Ma première explication est que nous pilotons la société d’aujourd’hui avec les outils d’hier. Les repères, les cultures, les tempéraments changent mais les institutions, elles, n’évoluent pas. Des décalages sont donc en train de se créer. Mon deuxième constat est que nous avons trop rationalisé notre vie collective avec la mise en place de nombreuses procédures, mais en oubliant la dimension humaine. Les nouvelles technologies permettent des miracles mais elles ont tendance à isoler ceux qui sont à la recherche d’une bouée ou qui n’ont pas accès aux outils informatiques. A cela s’ajoute le fait que les politiques publiques mettent les personnes en difficulté face à leurs échecs mais ne les aident pas à développer leurs potentialités. Nous avons instauré une société de normes qui favorise davantage l’exclusion que l’inclusion. Au point que beaucoup de Français manifestent un rejet viscéral de l’administration. Ils ne croient plus dans les possibilités d’ascension sociale qu’elle devrait permettre, en particulier dans le domaine éducatif.
Quelle est la part de responsabilités des politiques dans cette situation ?
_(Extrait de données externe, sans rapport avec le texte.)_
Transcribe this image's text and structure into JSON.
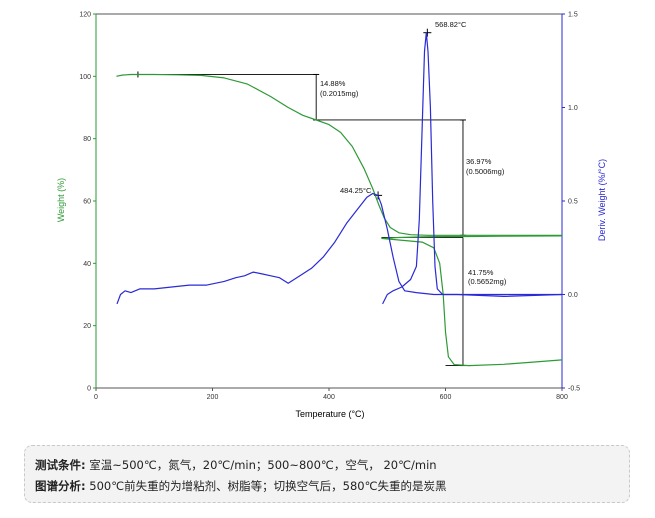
{
  "chart_data": {
    "type": "line",
    "xlabel": "Temperature (°C)",
    "ylabel_left": "Weight (%)",
    "ylabel_right": "Deriv. Weight (%/°C)",
    "xlim": [
      0,
      800
    ],
    "ylim_left": [
      0,
      120
    ],
    "ylim_right": [
      -0.5,
      1.5
    ],
    "xticks": [
      "0",
      "200",
      "400",
      "600",
      "800"
    ],
    "yticks_left": [
      "0",
      "20",
      "40",
      "60",
      "80",
      "100",
      "120"
    ],
    "yticks_right": [
      "-0.5",
      "0.0",
      "0.5",
      "1.0",
      "1.5"
    ],
    "colors": {
      "weight": "#2e9a35",
      "deriv": "#2a2ad6",
      "axis_right": "#2a2ad6",
      "axis_left": "#2e9a35"
    },
    "series": [
      {
        "axis": "left",
        "points": [
          [
            35,
            100
          ],
          [
            45,
            100.4
          ],
          [
            60,
            100.6
          ],
          [
            75,
            100.6
          ],
          [
            100,
            100.6
          ],
          [
            140,
            100.5
          ],
          [
            180,
            100.3
          ],
          [
            220,
            99.5
          ],
          [
            260,
            97.5
          ],
          [
            300,
            93.5
          ],
          [
            330,
            90
          ],
          [
            355,
            87.5
          ],
          [
            378,
            86
          ],
          [
            400,
            84.5
          ],
          [
            420,
            82
          ],
          [
            440,
            77.5
          ],
          [
            460,
            70.5
          ],
          [
            475,
            64
          ],
          [
            485,
            59
          ],
          [
            495,
            54.5
          ],
          [
            505,
            51.5
          ],
          [
            520,
            49.8
          ],
          [
            540,
            49.2
          ],
          [
            570,
            49
          ],
          [
            630,
            49
          ],
          [
            700,
            49
          ],
          [
            800,
            49
          ]
        ]
      },
      {
        "axis": "left",
        "points": [
          [
            490,
            48
          ],
          [
            520,
            48.3
          ],
          [
            560,
            48.5
          ],
          [
            600,
            48.6
          ],
          [
            640,
            48.6
          ],
          [
            700,
            48.7
          ],
          [
            800,
            48.8
          ]
        ]
      },
      {
        "axis": "left",
        "points": [
          [
            490,
            48
          ],
          [
            520,
            47.5
          ],
          [
            560,
            46.8
          ],
          [
            580,
            45
          ],
          [
            590,
            40
          ],
          [
            596,
            30
          ],
          [
            600,
            18
          ],
          [
            605,
            10
          ],
          [
            615,
            7.5
          ],
          [
            640,
            7.2
          ],
          [
            700,
            7.6
          ],
          [
            750,
            8.3
          ],
          [
            800,
            9
          ]
        ]
      },
      {
        "axis": "right",
        "points": [
          [
            36,
            -0.05
          ],
          [
            42,
            0.0
          ],
          [
            50,
            0.02
          ],
          [
            60,
            0.01
          ],
          [
            75,
            0.03
          ],
          [
            100,
            0.03
          ],
          [
            130,
            0.04
          ],
          [
            160,
            0.05
          ],
          [
            190,
            0.05
          ],
          [
            220,
            0.07
          ],
          [
            240,
            0.09
          ],
          [
            255,
            0.1
          ],
          [
            270,
            0.12
          ],
          [
            285,
            0.11
          ],
          [
            300,
            0.1
          ],
          [
            315,
            0.09
          ],
          [
            330,
            0.06
          ],
          [
            350,
            0.1
          ],
          [
            370,
            0.14
          ],
          [
            390,
            0.2
          ],
          [
            410,
            0.28
          ],
          [
            430,
            0.38
          ],
          [
            450,
            0.46
          ],
          [
            465,
            0.52
          ],
          [
            475,
            0.54
          ],
          [
            484,
            0.53
          ],
          [
            490,
            0.48
          ],
          [
            500,
            0.35
          ],
          [
            510,
            0.2
          ],
          [
            520,
            0.07
          ],
          [
            530,
            0.02
          ],
          [
            550,
            0.01
          ],
          [
            580,
            0.0
          ],
          [
            620,
            0.0
          ],
          [
            700,
            0.0
          ],
          [
            800,
            0.0
          ]
        ]
      },
      {
        "axis": "right",
        "points": [
          [
            492,
            -0.05
          ],
          [
            500,
            0.0
          ],
          [
            510,
            0.02
          ],
          [
            525,
            0.04
          ],
          [
            540,
            0.08
          ],
          [
            550,
            0.15
          ],
          [
            555,
            0.4
          ],
          [
            560,
            0.9
          ],
          [
            564,
            1.3
          ],
          [
            567,
            1.4
          ],
          [
            570,
            1.3
          ],
          [
            574,
            1.0
          ],
          [
            578,
            0.5
          ],
          [
            582,
            0.15
          ],
          [
            586,
            0.03
          ],
          [
            595,
            0.0
          ],
          [
            620,
            0.0
          ],
          [
            700,
            -0.01
          ],
          [
            800,
            0.0
          ]
        ]
      }
    ],
    "annotations": {
      "weight_loss_1": {
        "percent": "14.88%",
        "mass": "(0.2015mg)"
      },
      "weight_loss_2": {
        "percent": "36.97%",
        "mass": "(0.5006mg)"
      },
      "weight_loss_3": {
        "percent": "41.75%",
        "mass": "(0.5652mg)"
      },
      "peak_1": {
        "label": "484.25°C",
        "x": 484.25,
        "y": 0.53
      },
      "peak_2": {
        "label": "568.82°C",
        "x": 568.82,
        "y": 1.4
      }
    }
  },
  "note": {
    "test_conditions_label": "测试条件:",
    "test_conditions_text": "室温~500℃，氮气，20℃/min；500~800℃，空气， 20℃/min",
    "analysis_label": "图谱分析:",
    "analysis_text": "500℃前失重的为增粘剂、树脂等；切换空气后，580℃失重的是炭黑"
  }
}
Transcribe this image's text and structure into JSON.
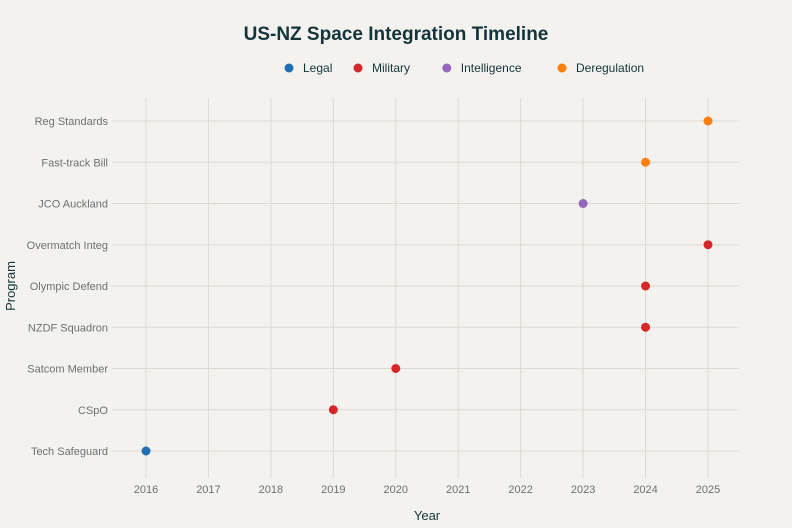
{
  "chart_data": {
    "type": "scatter",
    "title": "US-NZ Space Integration Timeline",
    "xlabel": "Year",
    "ylabel": "Program",
    "xlim": [
      2015.6,
      2025.5
    ],
    "x_ticks": [
      2016,
      2017,
      2018,
      2019,
      2020,
      2021,
      2022,
      2023,
      2024,
      2025
    ],
    "categories": [
      "Tech Safeguard",
      "CSpO",
      "Satcom Member",
      "NZDF Squadron",
      "Olympic Defend",
      "Overmatch Integ",
      "JCO Auckland",
      "Fast-track Bill",
      "Reg Standards"
    ],
    "grid": true,
    "legend_position": "top-center",
    "series": [
      {
        "name": "Legal",
        "color": "#1f6fb4",
        "points": [
          {
            "program": "Tech Safeguard",
            "year": 2016
          }
        ]
      },
      {
        "name": "Military",
        "color": "#d62728",
        "points": [
          {
            "program": "CSpO",
            "year": 2019
          },
          {
            "program": "Satcom Member",
            "year": 2020
          },
          {
            "program": "NZDF Squadron",
            "year": 2024
          },
          {
            "program": "Olympic Defend",
            "year": 2024
          },
          {
            "program": "Overmatch Integ",
            "year": 2025
          }
        ]
      },
      {
        "name": "Intelligence",
        "color": "#9467bd",
        "points": [
          {
            "program": "JCO Auckland",
            "year": 2023
          }
        ]
      },
      {
        "name": "Deregulation",
        "color": "#ff7f0e",
        "points": [
          {
            "program": "Fast-track Bill",
            "year": 2024
          },
          {
            "program": "Reg Standards",
            "year": 2025
          }
        ]
      }
    ]
  }
}
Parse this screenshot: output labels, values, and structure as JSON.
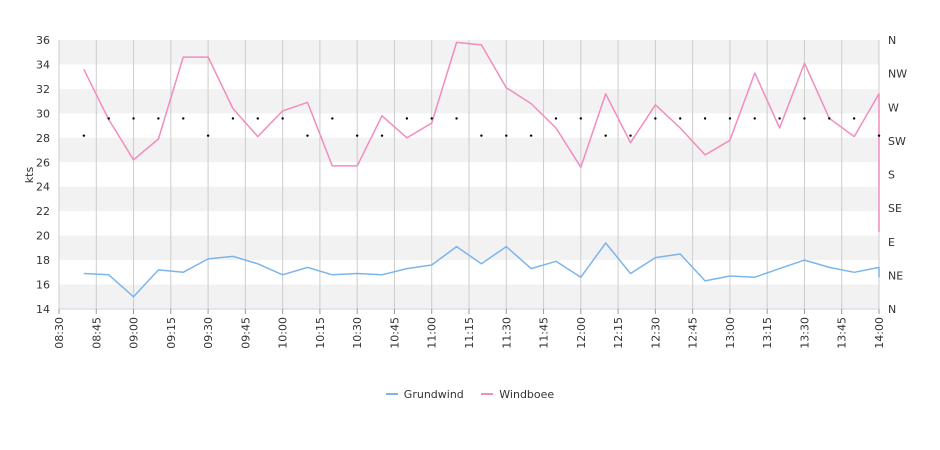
{
  "chart_data": {
    "type": "line",
    "ylabel": "kts",
    "ylim": [
      14,
      36
    ],
    "y_ticks": [
      "14",
      "16",
      "18",
      "20",
      "22",
      "24",
      "26",
      "28",
      "30",
      "32",
      "34",
      "36"
    ],
    "y2_ticks": [
      "N",
      "NE",
      "E",
      "SE",
      "S",
      "SW",
      "W",
      "NW",
      "N"
    ],
    "x_range": [
      "08:30",
      "14:00"
    ],
    "x_ticks": [
      "08:30",
      "08:45",
      "09:00",
      "09:15",
      "09:30",
      "09:45",
      "10:00",
      "10:15",
      "10:30",
      "10:45",
      "11:00",
      "11:15",
      "11:30",
      "11:45",
      "12:00",
      "12:15",
      "12:30",
      "12:45",
      "13:00",
      "13:15",
      "13:30",
      "13:45",
      "14:00"
    ],
    "grid": "alternating horizontal bands, vertical lines every 15 min",
    "legend_position": "bottom-center",
    "colors": {
      "grundwind": "#7cb5ec",
      "windboee": "#f28cc0",
      "direction": "#000000",
      "band": "#f2f2f2",
      "grid": "#cccccc"
    },
    "series": [
      {
        "name": "Grundwind",
        "x": [
          "08:40",
          "08:50",
          "09:00",
          "09:10",
          "09:20",
          "09:30",
          "09:40",
          "09:50",
          "10:00",
          "10:10",
          "10:20",
          "10:30",
          "10:40",
          "10:50",
          "11:00",
          "11:10",
          "11:20",
          "11:30",
          "11:40",
          "11:50",
          "12:00",
          "12:10",
          "12:20",
          "12:30",
          "12:40",
          "12:50",
          "13:00",
          "13:10",
          "13:20",
          "13:30",
          "13:40",
          "13:50",
          "14:00",
          "14:00"
        ],
        "values": [
          16.9,
          16.8,
          15.0,
          17.2,
          17.0,
          18.1,
          18.3,
          17.7,
          16.8,
          17.4,
          16.8,
          16.9,
          16.8,
          17.3,
          17.6,
          19.1,
          17.7,
          19.1,
          17.3,
          17.9,
          16.6,
          19.4,
          16.9,
          18.2,
          18.5,
          16.3,
          16.7,
          16.6,
          17.3,
          18.0,
          17.4,
          17.0,
          17.4,
          16.6
        ]
      },
      {
        "name": "Windboee",
        "x": [
          "08:40",
          "08:50",
          "09:00",
          "09:10",
          "09:20",
          "09:30",
          "09:40",
          "09:50",
          "10:00",
          "10:10",
          "10:20",
          "10:30",
          "10:40",
          "10:50",
          "11:00",
          "11:10",
          "11:20",
          "11:30",
          "11:40",
          "11:50",
          "12:00",
          "12:10",
          "12:20",
          "12:30",
          "12:40",
          "12:50",
          "13:00",
          "13:10",
          "13:20",
          "13:30",
          "13:40",
          "13:50",
          "14:00",
          "14:00"
        ],
        "values": [
          33.6,
          29.5,
          26.2,
          27.9,
          34.6,
          34.6,
          30.4,
          28.1,
          30.2,
          30.9,
          25.7,
          25.7,
          29.8,
          28.0,
          29.2,
          35.8,
          35.6,
          32.1,
          30.8,
          28.8,
          25.6,
          31.6,
          27.6,
          30.7,
          28.8,
          26.6,
          27.8,
          33.3,
          28.8,
          34.1,
          29.6,
          28.1,
          31.6,
          20.3
        ]
      },
      {
        "name": "Direction",
        "x": [
          "08:40",
          "08:50",
          "09:00",
          "09:10",
          "09:20",
          "09:30",
          "09:40",
          "09:50",
          "10:00",
          "10:10",
          "10:20",
          "10:30",
          "10:40",
          "10:50",
          "11:00",
          "11:10",
          "11:20",
          "11:30",
          "11:40",
          "11:50",
          "12:00",
          "12:10",
          "12:20",
          "12:30",
          "12:40",
          "12:50",
          "13:00",
          "13:10",
          "13:20",
          "13:30",
          "13:40",
          "13:50",
          "14:00"
        ],
        "values": [
          232,
          255,
          255,
          255,
          255,
          232,
          255,
          255,
          255,
          232,
          255,
          232,
          232,
          255,
          255,
          255,
          232,
          232,
          232,
          255,
          255,
          232,
          232,
          255,
          255,
          255,
          255,
          255,
          255,
          255,
          255,
          255,
          232
        ]
      }
    ]
  }
}
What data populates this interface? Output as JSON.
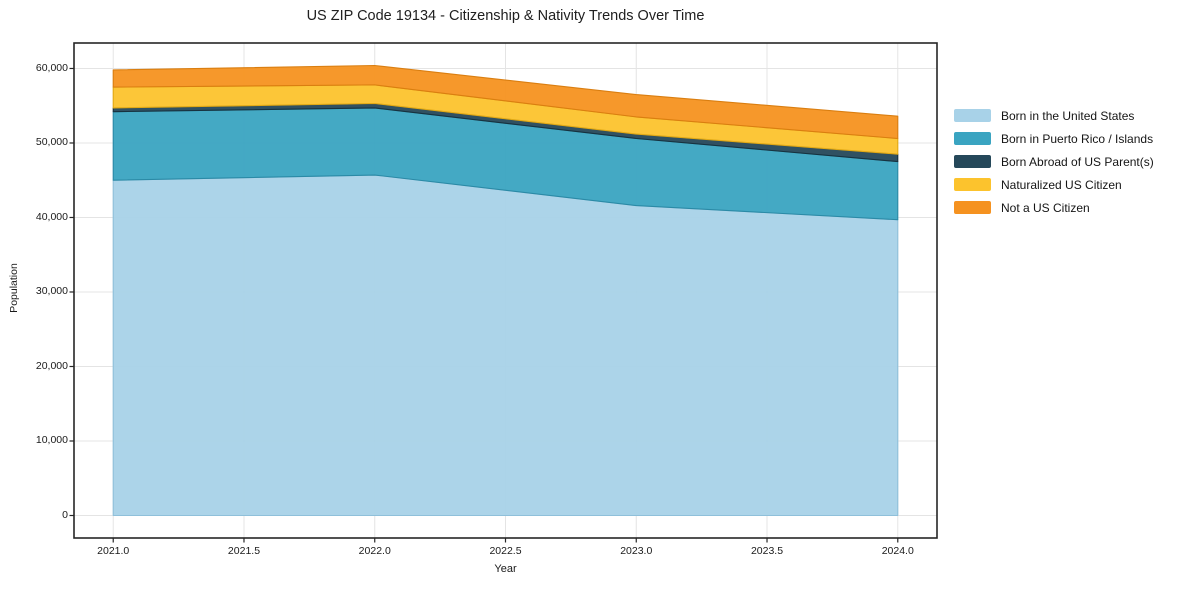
{
  "chart_data": {
    "type": "area",
    "stacked": true,
    "title": "US ZIP Code 19134 - Citizenship & Nativity Trends Over Time",
    "xlabel": "Year",
    "ylabel": "Population",
    "x": [
      2021,
      2022,
      2023,
      2024
    ],
    "series": [
      {
        "name": "Born in the United States",
        "color": "#a8d2e8",
        "edge": "#8fc0da",
        "values": [
          45000,
          45700,
          41600,
          39700
        ]
      },
      {
        "name": "Born in Puerto Rico / Islands",
        "color": "#3aa4c1",
        "edge": "#2b8aa6",
        "values": [
          9200,
          9000,
          9000,
          7800
        ]
      },
      {
        "name": "Born Abroad of US Parent(s)",
        "color": "#25485a",
        "edge": "#17323f",
        "values": [
          500,
          600,
          600,
          1000
        ]
      },
      {
        "name": "Naturalized US Citizen",
        "color": "#fcc32d",
        "edge": "#e2a915",
        "values": [
          2800,
          2500,
          2300,
          2100
        ]
      },
      {
        "name": "Not a US Citizen",
        "color": "#f59220",
        "edge": "#da7e10",
        "values": [
          2300,
          2600,
          3000,
          3000
        ]
      }
    ],
    "stack_totals": [
      59800,
      60400,
      56500,
      53600
    ],
    "xlim": [
      2020.85,
      2024.15
    ],
    "ylim": [
      -3020,
      63420
    ],
    "xticks": [
      2021.0,
      2021.5,
      2022.0,
      2022.5,
      2023.0,
      2023.5,
      2024.0
    ],
    "xtick_labels": [
      "2021.0",
      "2021.5",
      "2022.0",
      "2022.5",
      "2023.0",
      "2023.5",
      "2024.0"
    ],
    "yticks": [
      0,
      10000,
      20000,
      30000,
      40000,
      50000,
      60000
    ],
    "ytick_labels": [
      "0",
      "10,000",
      "20,000",
      "30,000",
      "40,000",
      "50,000",
      "60,000"
    ],
    "grid": true,
    "legend_position": "outside-right",
    "colors": {
      "grid": "#e4e4e4",
      "frame": "#262626",
      "text": "#1a1a1a",
      "background": "#ffffff"
    }
  }
}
L’ensemble de la classe politique – et c’est vrai dans toutes les démocraties modernes – se trouve trop souvent sous la dictature des émotions et de l’urgence. Les élus sont dans une posture réactive, tant dans l’opposition que dans la majorité. Nos sociétés sont structurées autour des trois grands sentiments que sont l’espérance collective, les peurs et les humiliations. Mais lorsque les espérances collectives se fragilisent, comme aujourd’hui, après la chute du mur de Berlin qui a entraîné la disparition de l’espérance communiste et celle de la banque Lehman Brothers qui a marqué la fin de l’espérance libérale, les partis politiques ont du mal à développer une vision à moyen et à long terme. La tactique électorale de conquête du pouvoir privilégie alors la gestion des peurs par les droites européennes et celle des humiliations par les gauches. Les vraies questions restent pourtant : dans quelle société voulons-nous vivre et quelles valeurs voulons-nous défendre ?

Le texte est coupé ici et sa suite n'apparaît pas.